Many of those living in Golibar area say they are victims of Patkar's agitation. Around 26,000 families living in Golibar, which is spread over 140 acres, were all set to start a new life in building, claim locals. 

These residents have formed 46 co-operative housing societies and 3,500 people have already vacated their homes and are living in transit camps for the past three years. Residents of nine housing societies have moved into their new homes.

Thirty-six-year old Shaik Kalimuddin, who was born in the Golibar slum, was looking forward to the rehabilitation. "Life in the slum is very tough. We were hoping the next generation would have an opportunity to grow up in an environment sans slums," said Kalimuddin. A member of Asthavinayak co-operative housing society, which is adjacent to Ganesh Krupa, Kalimuddin had vacated his house a year ago. Along with other members of the society, he is living in transit accommodation.

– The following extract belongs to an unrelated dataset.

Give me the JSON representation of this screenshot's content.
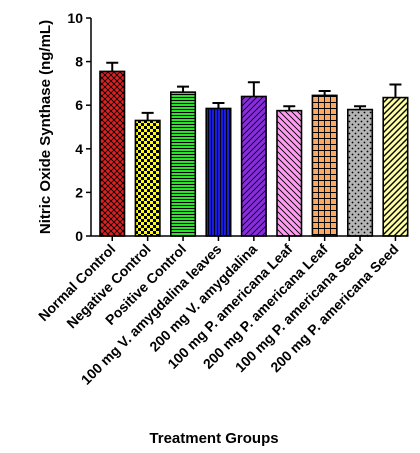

According to Shinde, Patkar is fighting for only a bunch of residents, 72 to be exact, whose claim for dwellings for every member of the family residing in the same house has been rejected by all authorities starting from collector to the Supreme Court.

"The reason we are worried is that the state government cannot go against the Supreme Court rulings and she will keep needling them. Currently, the developer is paying us rent and in case the project lands in a limbo, the developer will not be able to sustain the payment. This is bound to leave us in the lurch. We can neither take refuge in our slum since it has been demolished after we voluntarily vacated it nor are our buildings ready," said Shinde.

Simpreet Singh, coordinator of the National Alliance of People's Movement, an outfit that is supporting Patkar, denied that a majority of the slum-dwellers were not with Patkar's agitation. She added that when Patkar was fasting, she was joined by at least 500 slum-dwellers.